Three years after being announced in the UK and I suspect many retailers are still yet to realise that their loyalty/store card programmes will be regulated by the Financial Conduct Authority from 13 January 2018 - likewise across the European Economic Area. 

As the FCA now also explains, retailers who offer such programmes anywhere in the EEA will need to track the annual transaction volumes very carefully, starting with the completely arbitrary and inconvenient date of 13 January 2018. 

If the volume meets or exceeds €1 million (or the GBP or local currency equivalent) in any 12 month period (the first ending on 12 January 2019), the retailer must notify the FCA (or local regulator) within 28 days (by 10 February 2019).  Firms may also choose to register at any time from 13 October 2017.

But be sure of the outcome before you decide whether or not to register!

The regulator must then decide whether the programme is exempt from regulation as an e-money/payment service.  

If the firm fails to notify, it commits an offence under the Payment Services Regulations 2017 (or local equivalent implementing the second Payment Services Directive (PSD2)). 

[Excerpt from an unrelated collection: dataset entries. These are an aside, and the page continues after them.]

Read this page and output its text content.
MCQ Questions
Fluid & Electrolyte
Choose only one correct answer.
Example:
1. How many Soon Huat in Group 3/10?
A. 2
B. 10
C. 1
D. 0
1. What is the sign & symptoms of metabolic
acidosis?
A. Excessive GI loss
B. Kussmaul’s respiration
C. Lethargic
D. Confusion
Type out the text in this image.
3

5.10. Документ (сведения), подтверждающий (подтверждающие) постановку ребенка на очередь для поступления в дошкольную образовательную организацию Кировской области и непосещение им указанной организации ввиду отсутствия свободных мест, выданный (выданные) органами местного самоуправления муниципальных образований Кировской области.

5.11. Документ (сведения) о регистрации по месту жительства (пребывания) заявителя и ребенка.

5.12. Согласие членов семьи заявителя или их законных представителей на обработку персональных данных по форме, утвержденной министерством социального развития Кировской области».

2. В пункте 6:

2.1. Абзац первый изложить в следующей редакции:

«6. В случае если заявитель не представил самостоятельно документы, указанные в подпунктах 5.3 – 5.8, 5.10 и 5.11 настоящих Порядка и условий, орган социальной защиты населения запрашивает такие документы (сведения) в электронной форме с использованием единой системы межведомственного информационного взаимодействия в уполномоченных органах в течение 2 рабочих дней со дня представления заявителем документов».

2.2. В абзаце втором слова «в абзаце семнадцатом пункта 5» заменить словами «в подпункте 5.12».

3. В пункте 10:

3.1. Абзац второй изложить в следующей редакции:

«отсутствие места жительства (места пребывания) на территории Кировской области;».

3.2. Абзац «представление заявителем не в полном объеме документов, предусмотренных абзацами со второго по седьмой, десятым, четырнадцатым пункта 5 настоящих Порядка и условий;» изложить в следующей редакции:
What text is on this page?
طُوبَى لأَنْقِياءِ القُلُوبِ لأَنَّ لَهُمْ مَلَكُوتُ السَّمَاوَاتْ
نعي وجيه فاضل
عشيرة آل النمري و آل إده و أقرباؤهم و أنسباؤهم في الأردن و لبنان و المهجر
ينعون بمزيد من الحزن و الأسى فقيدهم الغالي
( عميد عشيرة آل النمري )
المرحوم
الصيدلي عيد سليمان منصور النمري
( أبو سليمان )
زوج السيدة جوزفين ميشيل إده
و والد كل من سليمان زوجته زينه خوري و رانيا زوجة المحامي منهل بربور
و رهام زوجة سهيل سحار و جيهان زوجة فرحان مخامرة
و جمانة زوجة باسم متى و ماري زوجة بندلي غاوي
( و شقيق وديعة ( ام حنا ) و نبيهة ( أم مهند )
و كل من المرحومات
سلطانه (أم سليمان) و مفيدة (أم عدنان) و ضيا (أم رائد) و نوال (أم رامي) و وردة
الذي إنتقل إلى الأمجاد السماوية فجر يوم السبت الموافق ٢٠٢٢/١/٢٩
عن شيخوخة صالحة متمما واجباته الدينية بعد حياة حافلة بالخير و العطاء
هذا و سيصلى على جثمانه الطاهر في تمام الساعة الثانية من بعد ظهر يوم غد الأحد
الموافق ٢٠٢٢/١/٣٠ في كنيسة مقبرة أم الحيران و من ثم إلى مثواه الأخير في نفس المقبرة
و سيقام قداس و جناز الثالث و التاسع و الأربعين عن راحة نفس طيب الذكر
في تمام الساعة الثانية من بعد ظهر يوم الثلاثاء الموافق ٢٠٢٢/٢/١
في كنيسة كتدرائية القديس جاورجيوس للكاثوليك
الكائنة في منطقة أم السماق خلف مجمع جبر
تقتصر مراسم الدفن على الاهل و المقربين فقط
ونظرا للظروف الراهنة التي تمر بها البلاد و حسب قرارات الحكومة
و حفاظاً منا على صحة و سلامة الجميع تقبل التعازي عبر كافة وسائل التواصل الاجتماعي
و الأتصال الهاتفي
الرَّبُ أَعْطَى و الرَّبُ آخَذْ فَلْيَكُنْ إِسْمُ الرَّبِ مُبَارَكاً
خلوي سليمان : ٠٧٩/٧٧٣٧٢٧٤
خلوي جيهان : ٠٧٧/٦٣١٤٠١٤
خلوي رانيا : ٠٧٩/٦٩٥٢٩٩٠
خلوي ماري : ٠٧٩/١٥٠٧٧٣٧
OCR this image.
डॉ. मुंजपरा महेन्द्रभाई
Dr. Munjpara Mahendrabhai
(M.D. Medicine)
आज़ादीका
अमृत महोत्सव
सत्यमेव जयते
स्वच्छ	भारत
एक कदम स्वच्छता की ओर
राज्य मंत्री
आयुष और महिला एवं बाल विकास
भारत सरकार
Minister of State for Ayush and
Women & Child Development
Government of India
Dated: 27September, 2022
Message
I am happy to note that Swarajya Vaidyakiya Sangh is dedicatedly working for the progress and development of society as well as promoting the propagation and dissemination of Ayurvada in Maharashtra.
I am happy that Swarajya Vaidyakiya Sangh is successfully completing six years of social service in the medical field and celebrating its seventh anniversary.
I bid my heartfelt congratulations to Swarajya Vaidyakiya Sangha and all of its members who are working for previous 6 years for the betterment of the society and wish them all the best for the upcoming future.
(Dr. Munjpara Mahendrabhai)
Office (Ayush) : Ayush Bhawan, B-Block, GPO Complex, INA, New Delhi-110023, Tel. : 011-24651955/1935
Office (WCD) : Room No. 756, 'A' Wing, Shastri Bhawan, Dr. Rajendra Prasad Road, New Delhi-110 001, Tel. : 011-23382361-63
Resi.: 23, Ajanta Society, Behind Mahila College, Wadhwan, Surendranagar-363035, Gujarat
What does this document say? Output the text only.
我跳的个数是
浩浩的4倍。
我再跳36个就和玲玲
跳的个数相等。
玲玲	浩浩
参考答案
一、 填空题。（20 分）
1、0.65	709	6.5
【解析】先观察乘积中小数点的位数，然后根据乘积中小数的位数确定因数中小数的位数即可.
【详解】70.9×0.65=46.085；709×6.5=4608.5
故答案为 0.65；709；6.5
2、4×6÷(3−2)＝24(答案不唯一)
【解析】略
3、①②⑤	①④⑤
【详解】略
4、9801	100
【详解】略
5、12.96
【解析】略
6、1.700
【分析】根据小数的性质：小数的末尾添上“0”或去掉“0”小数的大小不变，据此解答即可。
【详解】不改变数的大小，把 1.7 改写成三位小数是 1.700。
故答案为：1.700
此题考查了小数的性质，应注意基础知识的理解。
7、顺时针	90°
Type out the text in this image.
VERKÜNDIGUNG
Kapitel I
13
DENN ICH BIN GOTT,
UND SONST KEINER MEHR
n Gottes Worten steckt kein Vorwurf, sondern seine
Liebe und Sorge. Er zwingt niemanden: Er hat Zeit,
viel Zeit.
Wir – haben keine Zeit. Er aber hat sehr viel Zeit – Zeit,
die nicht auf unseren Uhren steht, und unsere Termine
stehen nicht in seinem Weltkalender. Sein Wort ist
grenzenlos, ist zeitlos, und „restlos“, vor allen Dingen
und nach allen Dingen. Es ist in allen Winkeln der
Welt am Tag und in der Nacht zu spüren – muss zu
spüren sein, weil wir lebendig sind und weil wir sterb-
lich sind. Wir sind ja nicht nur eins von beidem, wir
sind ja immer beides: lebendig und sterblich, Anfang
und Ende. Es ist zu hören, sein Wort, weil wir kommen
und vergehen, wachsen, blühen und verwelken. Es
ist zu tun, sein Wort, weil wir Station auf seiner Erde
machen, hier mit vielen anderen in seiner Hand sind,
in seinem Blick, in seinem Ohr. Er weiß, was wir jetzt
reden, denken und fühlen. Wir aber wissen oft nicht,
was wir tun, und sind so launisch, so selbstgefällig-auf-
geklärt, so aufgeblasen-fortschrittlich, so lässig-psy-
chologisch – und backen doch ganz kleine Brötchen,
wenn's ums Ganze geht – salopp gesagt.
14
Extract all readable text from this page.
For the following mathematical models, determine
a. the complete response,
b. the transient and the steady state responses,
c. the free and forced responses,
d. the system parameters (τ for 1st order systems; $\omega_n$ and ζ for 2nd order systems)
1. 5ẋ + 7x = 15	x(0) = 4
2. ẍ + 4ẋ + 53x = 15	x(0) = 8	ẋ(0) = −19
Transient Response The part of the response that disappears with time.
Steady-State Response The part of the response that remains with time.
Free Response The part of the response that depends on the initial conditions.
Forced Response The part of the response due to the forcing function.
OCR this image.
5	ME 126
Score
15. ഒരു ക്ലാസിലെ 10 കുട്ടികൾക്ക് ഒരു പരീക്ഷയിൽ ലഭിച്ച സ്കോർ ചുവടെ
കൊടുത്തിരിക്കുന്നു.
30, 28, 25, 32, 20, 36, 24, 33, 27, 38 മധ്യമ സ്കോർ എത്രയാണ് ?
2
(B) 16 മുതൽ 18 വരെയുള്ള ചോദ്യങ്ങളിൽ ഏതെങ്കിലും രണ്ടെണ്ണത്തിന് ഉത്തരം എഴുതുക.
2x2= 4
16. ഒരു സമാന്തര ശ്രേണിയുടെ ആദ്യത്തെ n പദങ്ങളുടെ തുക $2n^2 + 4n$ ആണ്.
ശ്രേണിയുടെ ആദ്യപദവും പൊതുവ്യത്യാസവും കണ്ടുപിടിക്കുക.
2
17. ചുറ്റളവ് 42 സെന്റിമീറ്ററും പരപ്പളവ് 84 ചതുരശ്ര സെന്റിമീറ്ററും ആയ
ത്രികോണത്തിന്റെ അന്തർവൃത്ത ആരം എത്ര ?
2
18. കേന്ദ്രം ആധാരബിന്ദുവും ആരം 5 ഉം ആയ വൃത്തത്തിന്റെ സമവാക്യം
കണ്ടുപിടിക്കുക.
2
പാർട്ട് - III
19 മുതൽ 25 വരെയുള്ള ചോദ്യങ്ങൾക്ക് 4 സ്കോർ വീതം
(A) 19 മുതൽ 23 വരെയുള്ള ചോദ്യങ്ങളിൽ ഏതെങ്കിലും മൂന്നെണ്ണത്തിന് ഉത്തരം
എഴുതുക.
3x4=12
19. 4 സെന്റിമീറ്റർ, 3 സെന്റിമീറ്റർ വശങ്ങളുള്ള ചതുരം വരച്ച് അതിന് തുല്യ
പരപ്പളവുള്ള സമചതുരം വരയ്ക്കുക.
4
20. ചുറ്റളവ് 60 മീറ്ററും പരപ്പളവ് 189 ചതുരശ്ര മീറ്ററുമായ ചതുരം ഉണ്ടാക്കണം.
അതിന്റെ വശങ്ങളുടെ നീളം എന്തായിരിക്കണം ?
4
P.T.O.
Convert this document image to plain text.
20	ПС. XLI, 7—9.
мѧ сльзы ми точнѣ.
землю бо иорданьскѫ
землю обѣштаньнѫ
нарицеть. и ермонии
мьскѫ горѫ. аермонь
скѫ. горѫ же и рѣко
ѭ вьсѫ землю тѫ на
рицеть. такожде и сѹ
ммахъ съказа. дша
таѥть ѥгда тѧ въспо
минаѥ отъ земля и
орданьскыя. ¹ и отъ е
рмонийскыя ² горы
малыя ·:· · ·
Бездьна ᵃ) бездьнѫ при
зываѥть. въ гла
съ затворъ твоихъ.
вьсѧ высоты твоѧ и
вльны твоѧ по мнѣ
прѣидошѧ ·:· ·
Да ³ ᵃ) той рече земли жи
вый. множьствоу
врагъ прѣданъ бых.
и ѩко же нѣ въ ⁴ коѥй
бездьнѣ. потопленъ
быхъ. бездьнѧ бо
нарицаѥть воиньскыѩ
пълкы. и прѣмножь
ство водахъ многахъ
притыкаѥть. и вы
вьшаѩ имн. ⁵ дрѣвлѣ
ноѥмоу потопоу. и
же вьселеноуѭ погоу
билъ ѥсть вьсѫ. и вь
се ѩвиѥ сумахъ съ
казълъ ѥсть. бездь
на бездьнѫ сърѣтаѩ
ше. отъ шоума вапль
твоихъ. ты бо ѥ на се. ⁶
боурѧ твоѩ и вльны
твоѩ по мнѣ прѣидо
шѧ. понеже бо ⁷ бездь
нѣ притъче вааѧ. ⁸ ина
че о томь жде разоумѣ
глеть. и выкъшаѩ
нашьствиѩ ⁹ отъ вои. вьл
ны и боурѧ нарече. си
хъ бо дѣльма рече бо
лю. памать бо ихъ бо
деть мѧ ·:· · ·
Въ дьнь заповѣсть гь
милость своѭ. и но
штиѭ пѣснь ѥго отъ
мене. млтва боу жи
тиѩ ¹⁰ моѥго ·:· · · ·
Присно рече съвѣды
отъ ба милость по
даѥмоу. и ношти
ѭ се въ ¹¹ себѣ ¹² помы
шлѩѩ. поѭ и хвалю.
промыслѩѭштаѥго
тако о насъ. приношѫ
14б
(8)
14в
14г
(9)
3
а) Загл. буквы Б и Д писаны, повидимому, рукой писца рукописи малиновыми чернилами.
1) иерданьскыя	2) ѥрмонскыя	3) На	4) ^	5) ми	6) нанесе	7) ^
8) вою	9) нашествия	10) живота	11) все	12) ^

If the FCA decides the programme is exempt, then it must include the retailer on the FCA's register of 'limited networks', and the name will be added to a central register of all such firms across the EEA.

If the FCA decides the programme is not exempt from regulation the retailer can appeal, but basically this means the firm will have been found to be violating the Electronic Money Regulations 2011 and/or Payment Services Regulations 2017 by issuing e-money and/or offering a payment service without being duly authorised/registered to do so. Major problem!

So retailers really have to decide now whether they should outsource the operation of the programme to an authorised firm (or the agent of one); or seek their own authorisation (or agency registration). Ultimately, they might restructure the scheme to fit the exemption, or shut it down.

Of course, the mere fact that retailers with loyalty schemes have to be mindful of these requirements and go through the process means they are in effect regulated by the FCA. Ignorance, as they say, is no defence.